A filosofia de Aristóteles enfatizava o o estudo do mundo natural através da observação e do raciocínio. Desenvolveu um sistema abrangente de lógica e categorizou o conhecimento em diferentes disciplinas. A sua teoria ética centrava-se no conceito de virtude e na procura de uma vida boa através do desenvolvimento do carácter moral.
JACQUES LACAN
Jacques Lacan (1901-1981) foi um psicanalista e filósofo francês associado à escola do pós-estruturalismo. Lacan reinterpretou a psicanálise freudiana, incorporando a lingüística, a filosofia e o estruturalismo em suas teorias.
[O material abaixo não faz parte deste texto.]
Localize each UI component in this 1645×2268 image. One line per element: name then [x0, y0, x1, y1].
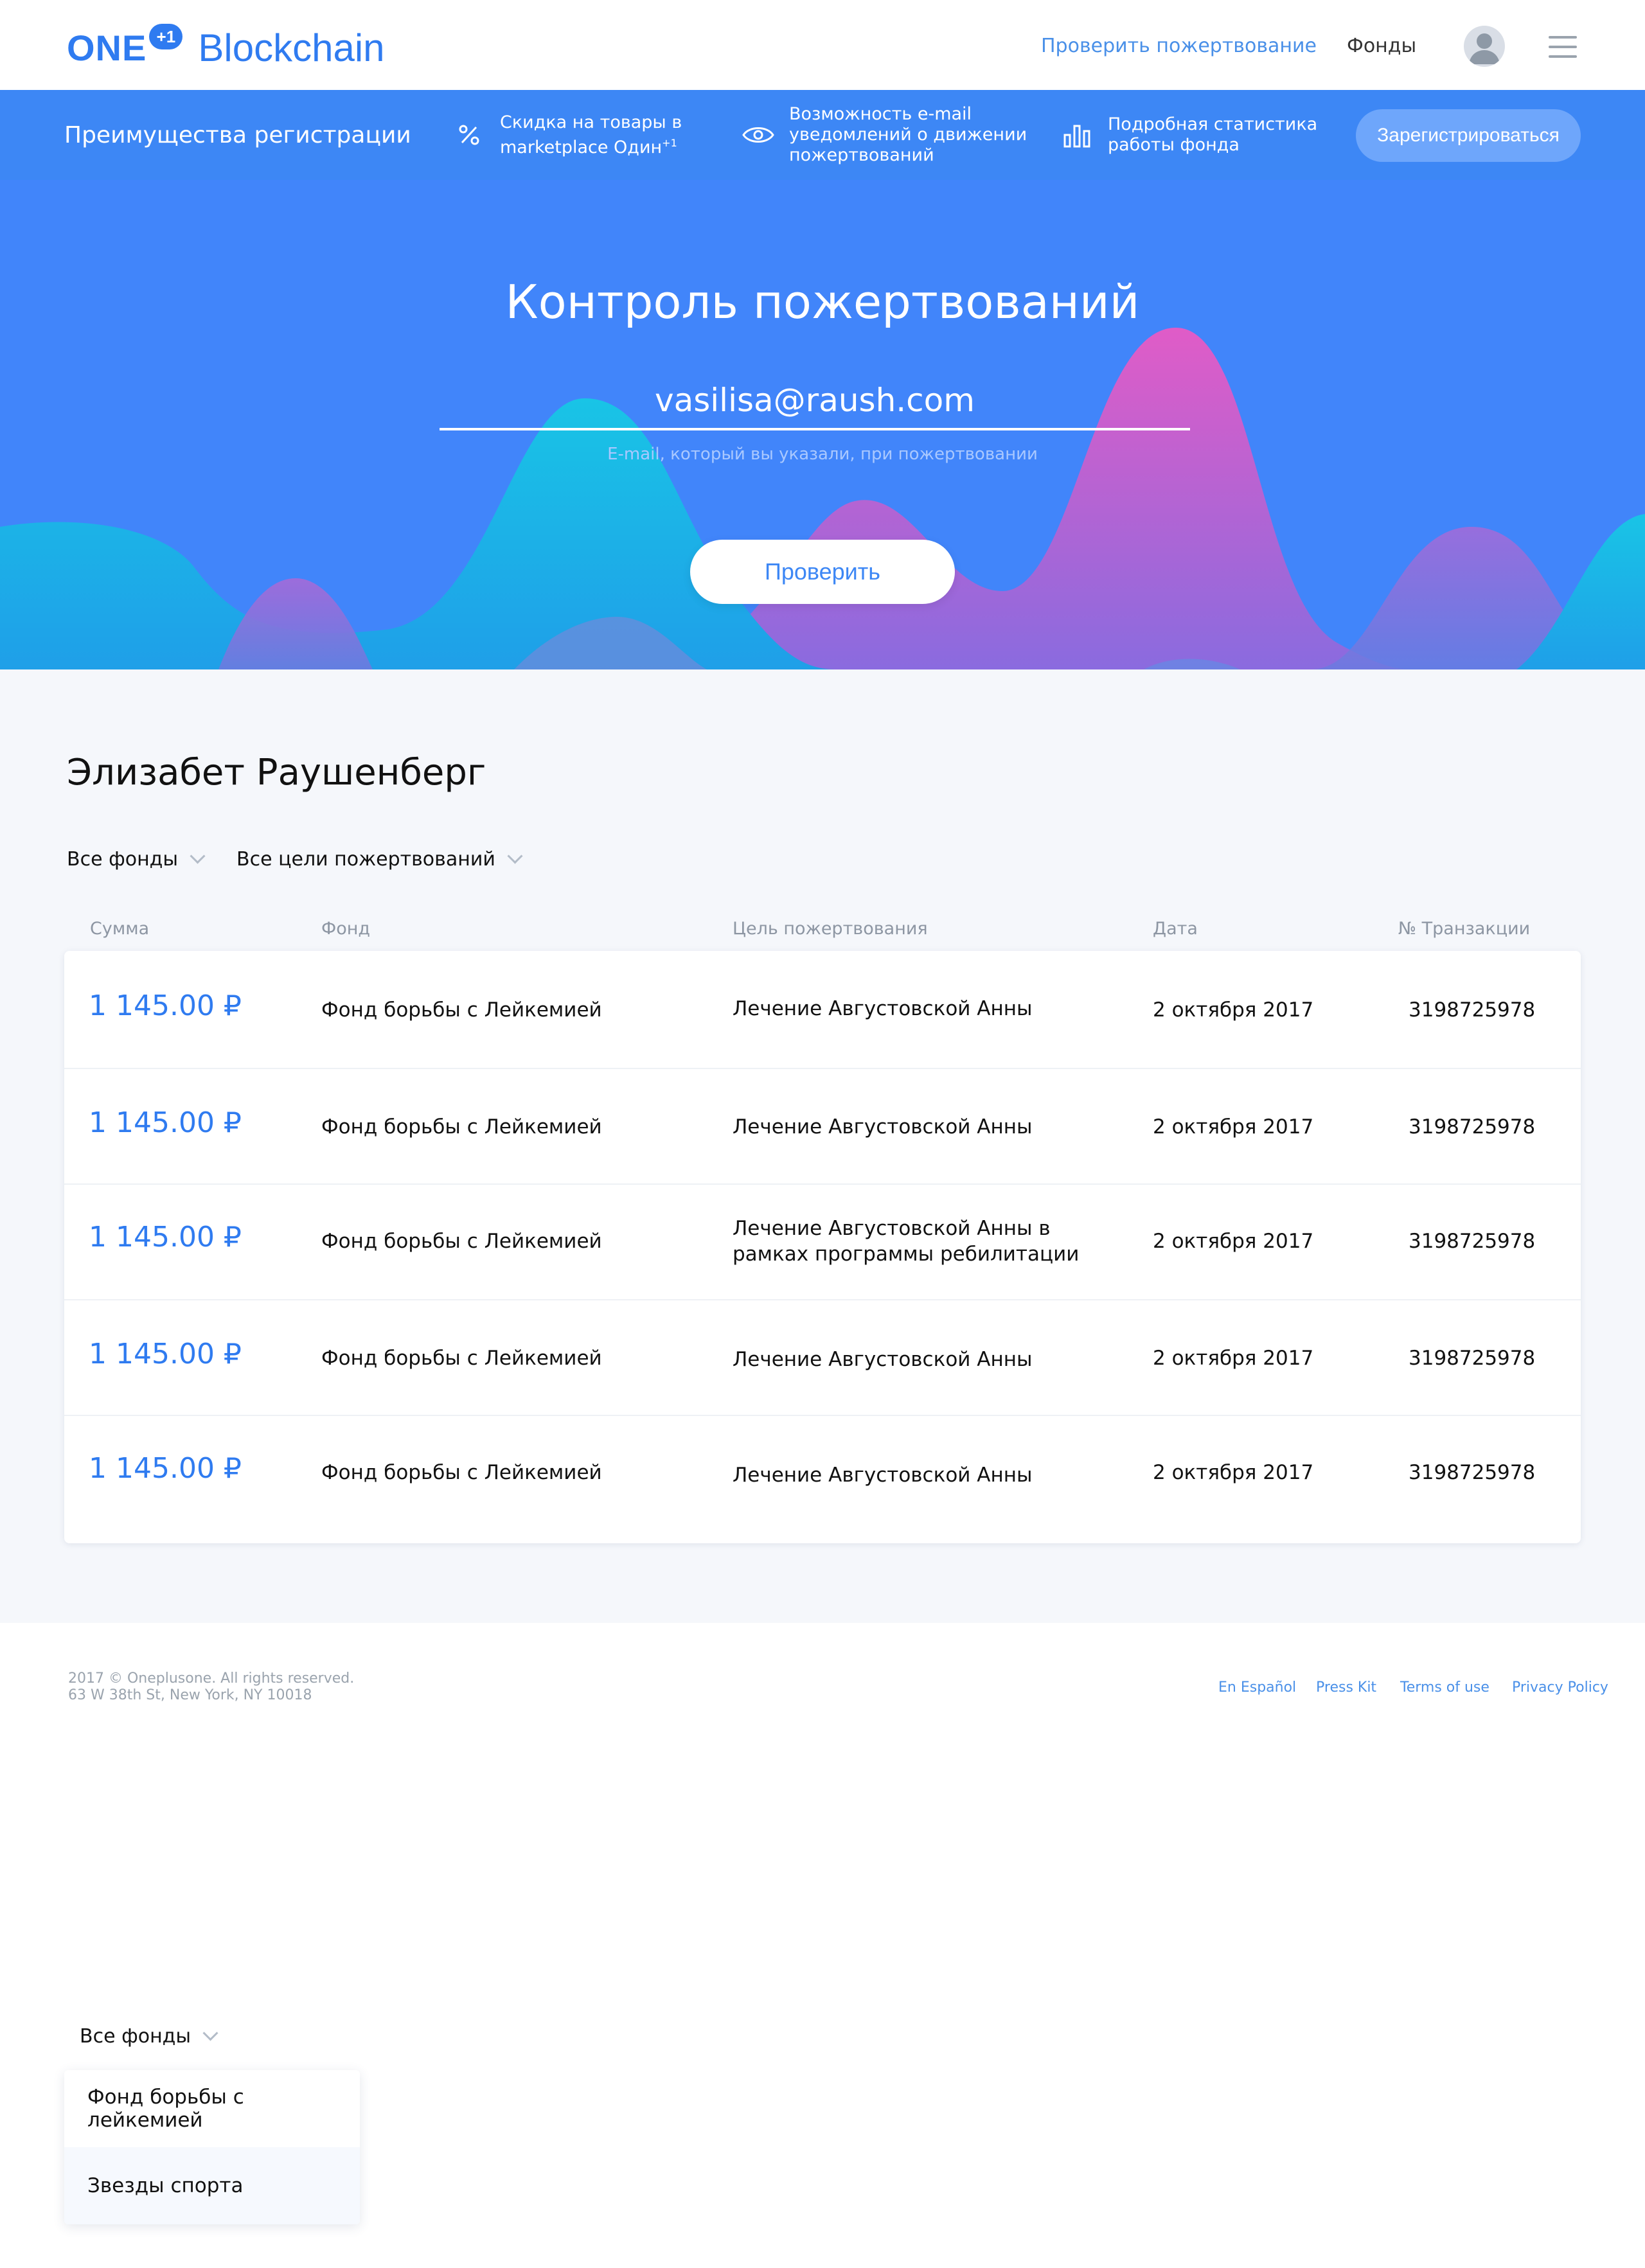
logo-plus-badge: +1	[149, 24, 183, 49]
benefit-statistics: Подробная статистика работы фонда	[1058, 90, 1317, 180]
benefits-bar: Преимущества регистрации Скидка на товар…	[0, 90, 1645, 180]
logo[interactable]: ONE +1 Blockchain	[67, 22, 385, 73]
chevron-down-icon	[507, 848, 523, 864]
check-button[interactable]: Проверить	[690, 540, 955, 604]
top-header: ONE +1 Blockchain Проверить пожертвовани…	[0, 0, 1645, 90]
address-text: 63 W 38th St, New York, NY 10018	[68, 1687, 312, 1703]
row-amount: 1 145.00 ₽	[89, 1452, 242, 1485]
row-fund: Фонд борьбы с Лейкемией	[321, 1115, 602, 1138]
benefit-notif-line2: уведомлений о движении	[789, 125, 1027, 145]
bar-chart-icon	[1058, 116, 1096, 154]
benefits-title: Преимущества регистрации	[64, 122, 411, 148]
row-amount: 1 145.00 ₽	[89, 1106, 242, 1139]
logo-one: ONE	[67, 27, 147, 68]
copyright-text: 2017 © Oneplusone. All rights reserved.	[68, 1670, 355, 1687]
percent-icon	[450, 116, 488, 154]
row-purpose: Лечение Августовской Анны	[733, 1115, 1033, 1138]
hero-section: Контроль пожертвований E-mail, который в…	[0, 180, 1645, 669]
row-transaction: 3198725978	[1409, 1461, 1536, 1484]
chevron-down-icon	[202, 2025, 218, 2041]
donor-name: Элизабет Раушенберг	[67, 752, 486, 793]
benefit-notifications: Возможность e-mail уведомлений о движени…	[739, 90, 1027, 180]
row-purpose: Лечение Августовской Анны	[733, 997, 1033, 1020]
hero-title: Контроль пожертвований	[505, 275, 1140, 329]
footer-link-privacy[interactable]: Privacy Policy	[1512, 1679, 1608, 1696]
column-header-fund[interactable]: Фонд	[321, 919, 370, 939]
row-purpose: Лечение Августовской Анны в рамках прогр…	[733, 1216, 1079, 1267]
table-row[interactable]: 1 145.00 ₽ Фонд борьбы с Лейкемией Лечен…	[64, 1068, 1581, 1185]
register-button[interactable]: Зарегистрироваться	[1356, 109, 1581, 162]
donations-section: Элизабет Раушенберг Все фонды Все цели п…	[0, 669, 1645, 1623]
dropdown-funds-menu: Фонд борьбы с лейкемией Звезды спорта	[64, 2070, 360, 2224]
column-header-purpose[interactable]: Цель пожертвования	[733, 919, 928, 939]
row-transaction: 3198725978	[1409, 1230, 1536, 1253]
row-date: 2 октября 2017	[1153, 998, 1314, 1022]
dropdown-option-leukemia[interactable]: Фонд борьбы с лейкемией	[64, 2070, 360, 2147]
footer-link-terms[interactable]: Terms of use	[1400, 1679, 1489, 1696]
benefit-discount-line1: Скидка на товары в	[500, 112, 682, 132]
benefit-discount-line2: marketplace Один	[500, 137, 662, 157]
benefit-stats-line2: работы фонда	[1108, 135, 1240, 155]
email-hint: E-mail, который вы указали, при пожертво…	[607, 445, 1038, 464]
table-row[interactable]: 1 145.00 ₽ Фонд борьбы с Лейкемией Лечен…	[64, 1415, 1581, 1543]
footer-copyright: 2017 © Oneplusone. All rights reserved. …	[68, 1670, 354, 1704]
row-purpose-line2: рамках программы ребилитации	[733, 1243, 1080, 1266]
dropdown-option-sport-stars[interactable]: Звезды спорта	[64, 2147, 360, 2224]
row-date: 2 октября 2017	[1153, 1230, 1314, 1253]
row-fund: Фонд борьбы с Лейкемией	[321, 1461, 602, 1484]
chevron-down-icon	[190, 848, 206, 864]
row-date: 2 октября 2017	[1153, 1347, 1314, 1370]
footer-link-espanol[interactable]: En Español	[1218, 1679, 1296, 1696]
row-amount: 1 145.00 ₽	[89, 1338, 242, 1370]
row-date: 2 октября 2017	[1153, 1461, 1314, 1484]
filter-funds-label: Все фонды	[67, 848, 179, 871]
row-fund: Фонд борьбы с Лейкемией	[321, 1230, 602, 1253]
dropdown-funds-label: Все фонды	[80, 2025, 191, 2048]
table-row[interactable]: 1 145.00 ₽ Фонд борьбы с Лейкемией Лечен…	[64, 951, 1581, 1069]
column-header-transaction[interactable]: № Транзакции	[1398, 919, 1530, 939]
row-transaction: 3198725978	[1409, 1347, 1536, 1370]
benefit-discount: Скидка на товары в marketplace Один+1	[450, 90, 682, 180]
eye-icon	[739, 116, 778, 154]
logo-text: Blockchain	[198, 26, 385, 69]
nav-funds[interactable]: Фонды	[1347, 35, 1416, 57]
nav-check-donation[interactable]: Проверить пожертвование	[1041, 35, 1317, 57]
benefit-stats-line1: Подробная статистика	[1108, 114, 1318, 134]
row-fund: Фонд борьбы с Лейкемией	[321, 998, 602, 1022]
row-purpose: Лечение Августовской Анны	[733, 1464, 1033, 1487]
table-row[interactable]: 1 145.00 ₽ Фонд борьбы с Лейкемией Лечен…	[64, 1299, 1581, 1416]
footer-link-press-kit[interactable]: Press Kit	[1316, 1679, 1376, 1696]
column-header-date[interactable]: Дата	[1153, 919, 1198, 939]
dropdown-funds-toggle[interactable]: Все фонды	[80, 2025, 218, 2048]
donations-table: 1 145.00 ₽ Фонд борьбы с Лейкемией Лечен…	[64, 951, 1581, 1543]
column-header-amount[interactable]: Сумма	[90, 919, 149, 939]
email-field-wrap	[440, 373, 1190, 432]
row-purpose: Лечение Августовской Анны	[733, 1348, 1033, 1371]
row-amount: 1 145.00 ₽	[89, 1221, 242, 1254]
row-amount: 1 145.00 ₽	[89, 989, 242, 1022]
row-purpose-line1: Лечение Августовской Анны в	[733, 1217, 1051, 1240]
benefit-notif-line1: Возможность e-mail	[789, 104, 972, 124]
benefit-notif-line3: пожертвований	[789, 145, 934, 165]
user-avatar-icon[interactable]	[1464, 26, 1505, 67]
row-transaction: 3198725978	[1409, 1115, 1536, 1138]
row-date: 2 октября 2017	[1153, 1115, 1314, 1138]
row-transaction: 3198725978	[1409, 998, 1536, 1022]
benefit-discount-sup: +1	[662, 136, 677, 149]
hamburger-menu-icon[interactable]	[1549, 36, 1577, 58]
filter-funds[interactable]: Все фонды	[67, 848, 206, 871]
table-row[interactable]: 1 145.00 ₽ Фонд борьбы с Лейкемией Лечен…	[64, 1183, 1581, 1300]
row-fund: Фонд борьбы с Лейкемией	[321, 1347, 602, 1370]
filter-purposes[interactable]: Все цели пожертвований	[236, 848, 523, 871]
filter-purposes-label: Все цели пожертвований	[236, 848, 495, 871]
email-input[interactable]	[440, 373, 1190, 430]
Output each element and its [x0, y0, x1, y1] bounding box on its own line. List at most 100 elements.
Ele enfatizou o papel da linguagem e do simbolismo na formação da subjetividade humana e argumentou que o inconsciente é estruturado como uma linguagem. A obra de Lacan explora conceitos como o estádio do espelho, a ordem simbólica e o imaginário, e teve um impacto significativo em áreas como a psicanálise, a teoria literária e os estudos culturais.
SIGMUND FREUD
Sigmund Freud (1856-1939) foi um neurologista austríaco e o fundador da psicanálise. O trabalho de Freud revolucionou a nossa compreensão da mente humana e das suas motivações. Ele propôs uma teoria da mente inconsciente, argumentando que ela desempenha um papel significativo na formação do comportamento humano. Freud explorou vários conceitos, como o id, o ego e o superego, e desenvolveu técnicas como a associação livre e a análise de sonhos para descobrir conflitos e desejos inconscientes.
O seu trabalho teve uma profunda influência na psicologia, psiquiatria e estudos culturais.